Don Enzo Gabrieli, oggi postulatore della causa di beatificazione di Natuzza Evolo, il quale ha curato i rapporti tra la curia cosentina e la Santa Sede per la canonizzazione di San Nicola Saggio, mi ha raccontato che l’umile frate, convocato una volta dal papa, come accadeva spesso, per consigli e conforto spirituale, essendosi trattenuto più a lungo del previsto il pontefice lontano dal Quirinale dove lui lo attendeva, se ne andò via per non infrangere i suoi doveri di preghiera e assistenza del prossimo in quella giornata. I cardinali più supponenti ne criticarono la scelta, quasi fosse una atto borioso. Invece il papa ne colse la lezione di umiltà: nessun potere né alcuna lusinga di questa terra possono farci mettere da parte la legge di Dio. Una lezione che i governanti di ogni regione, ancor più la nostra, dovrebbero tenere presente.
Nicola da Longobardi è diventato santo lo scorso 23 novembre, proprio il giorno in cui è stato eletto Mario Oliverio presidente della Giunta Regionale della Calabria.
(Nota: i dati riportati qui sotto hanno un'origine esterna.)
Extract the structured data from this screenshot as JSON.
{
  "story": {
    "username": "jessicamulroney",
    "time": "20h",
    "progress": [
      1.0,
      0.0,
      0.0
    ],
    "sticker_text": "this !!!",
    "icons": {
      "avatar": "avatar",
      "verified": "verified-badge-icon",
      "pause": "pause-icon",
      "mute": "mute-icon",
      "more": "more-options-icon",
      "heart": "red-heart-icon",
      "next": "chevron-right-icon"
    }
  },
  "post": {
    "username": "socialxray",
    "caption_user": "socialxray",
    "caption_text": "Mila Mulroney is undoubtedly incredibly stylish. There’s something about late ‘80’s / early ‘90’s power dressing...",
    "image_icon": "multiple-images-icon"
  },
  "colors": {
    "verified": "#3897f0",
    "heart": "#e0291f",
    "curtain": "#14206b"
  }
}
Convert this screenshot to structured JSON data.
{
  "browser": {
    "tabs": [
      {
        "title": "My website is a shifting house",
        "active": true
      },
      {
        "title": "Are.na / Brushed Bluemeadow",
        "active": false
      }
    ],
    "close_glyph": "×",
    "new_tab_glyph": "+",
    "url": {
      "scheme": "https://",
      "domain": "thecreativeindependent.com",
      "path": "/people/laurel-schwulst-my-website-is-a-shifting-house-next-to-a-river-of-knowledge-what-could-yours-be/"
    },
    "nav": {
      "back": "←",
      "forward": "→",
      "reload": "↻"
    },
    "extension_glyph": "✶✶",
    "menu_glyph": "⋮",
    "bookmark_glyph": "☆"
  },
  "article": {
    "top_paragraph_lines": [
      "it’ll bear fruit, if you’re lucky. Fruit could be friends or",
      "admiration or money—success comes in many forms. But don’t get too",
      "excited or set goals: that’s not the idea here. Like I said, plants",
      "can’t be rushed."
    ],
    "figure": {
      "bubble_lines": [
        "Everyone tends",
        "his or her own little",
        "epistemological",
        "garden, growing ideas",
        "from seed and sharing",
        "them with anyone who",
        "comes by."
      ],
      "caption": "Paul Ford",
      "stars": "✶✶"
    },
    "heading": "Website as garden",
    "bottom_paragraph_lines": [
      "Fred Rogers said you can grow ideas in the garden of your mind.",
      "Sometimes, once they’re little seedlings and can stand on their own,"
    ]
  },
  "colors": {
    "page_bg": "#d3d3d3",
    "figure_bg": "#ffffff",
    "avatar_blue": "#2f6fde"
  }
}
Anche il nuovo presidente, ieri, era in Vaticano, con la delegazione “dell’albero”. E si è aperto con Bergoglio: «Mi aspetta un compito non semplice, Santità, preghi per la nostra regione e per le responsabilità che mi attendono». Anche Oliverio, senza facili diplomazie, ha parlato delle logiche malate e stagnanti da spezzare, ringraziando il papa del forte monito lanciato in Calabria, nella sua visita a Cassano allo Ionio, il 21 giugno di quest’anno. Sembra sincero e consapevole, il nuovo presidente, pronto a staccarsi da accorduni, silenzi e occhi chiusi che hanno condotto un’intera regione sull’orlo dell’abisso, a standard di qualità della vita infimi in tutta la Comunità Europea.
Speriamo che i “giganti di sale” della politica nostrana non lo ostacolino nei suoi propositi, non ne pieghino la fermezza a non voler cedere alle trite logiche delle nomine “feudali”, in alcun modo dettate dalle competenze e dalla qualità degli interventi di cui abbiamo bisogno. Proprio i tributi pagati per il sostegno politico, con questa o quella designazione, in passato hanno provocato disastri stratificatisi negli anni, oltre da aver sdoganato il lato più eticamente scorretto del trasversalismo. Purtroppo con riflessi dolorosi persino nell’editoria locale, come ho imparato a scoprire in quest’anno di durissimo lavoro in Calabria.
La Chiesa, la religiosità sincera, possono fare molto per la rinascita, costituire un collante coriaceo, inscalfibile in quella serenità dei giusti indicataci dalle verità evangeliche. Da questo punto di vista, la benedizione di Bergoglio, ieri sembrava assumere un significato ancora più intenso. Cadere, vibrante e rinvigorente, nel cuore di tutti i calabresi presenti e di quelli, numerosi, che hanno seguito l’evento a distanza, in tv e on line.
Possa davvero l’albero di Fabrizia illuminare un domani diverso per noi tutti, trasmettere, come ha detto il cardinale Angelo Comastri, vicario generale del papa, un raggio di luminosa gioia in tutte le famiglie sofferenti. In Calabria ce ne sono parecchie, ma guardando alla nostra storia possono ritrovare la speranza e il sorriso.
Il mio pensiero, alla preghiera finale del papa, è andato soprattutto alla famiglia del mio giovane e caro collega, Gigi Chiappetta, che ha perso nei giorni scorsi il papà Totonno, celebre attore cosentino. Io l’avevo conosciuto durante l’occupazione della nostra redazione a Rende, lo scorso maggio. Era venuto a darci manforte a modo suo. Mi disse che la nostra sfida gli piaceva. Lui ne aveva condotte tante, non tutte vittoriose, ma sempre in grado di accendere emozioni che restano. L’ultima l’ha portato a un’imprevista uscita di scena, ma non nell’affetto dei tanti che ha fatto sorridere. E gli ha dato una luminosa risposta d’amore ultraterreno, di cui abbiamo parlato con Gigi. Ma questa è giusto rimanga un dolce segreto per lui e i suoi cari.